My favorites are her inspiration to “make candlelight ordinary.” She says that in Scandinavia candles aren’t treated as “special or romantic, but as an everyday accessory, part of the ordinary workings of the home. In particular, candles are lit early, burning through gray mornings and dull afternoons. They do not seem to be there to illuminate anything, but instead to offer warmth and contrast to the blue winter light.”

I’ve gotten lazier, or is it smarter, and started supplementing my indoor candles with battery-operated ones. A shunda (Yiddish for shame) my candle-loving friends have exclaimed! I’m not claiming they are the same.
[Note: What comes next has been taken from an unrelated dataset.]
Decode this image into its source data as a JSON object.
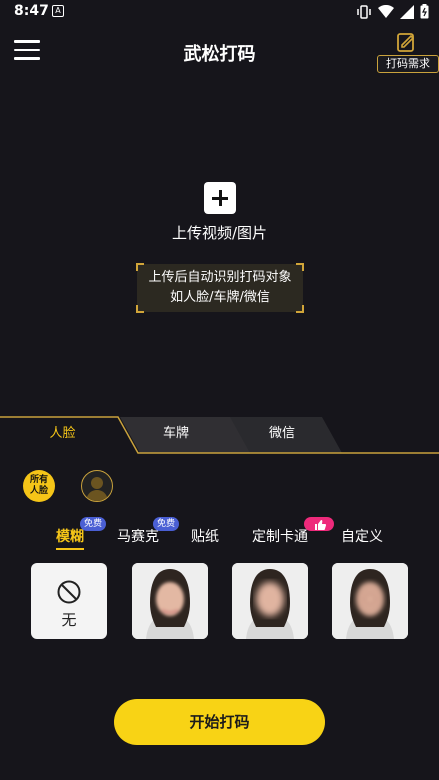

To my own — not my college-aged daughter’s — delight, I recently did an at-home experiment and placed a real tea light next to a battery-operated one, to compare. The flame of a lit wick is obviously superior. It’s alive, like an artist’s rendering next to an AI-generated work. Yet, I’ve chosen carefully, and to my light-seeking eye, the “flames” of these faux candles shimmer, and I can go to bed without fear I’ve forgotten to snuff them all out.

My other favorite tip of May’s is to “revel in Apricity.” First of all, what a wonderful word! Apricity. It means the warmth of the winter sun. And truly, when else do you stop in the middle of the sidewalk and tilt your face upward to feel the sun’s direct rays? In summer, we slather on sunscreen and sit under umbrellas, peer out from beneath the brim of a hat. In winter, we relish the light, because it is fleeting, because it is wonderful, and if we look, it is all around.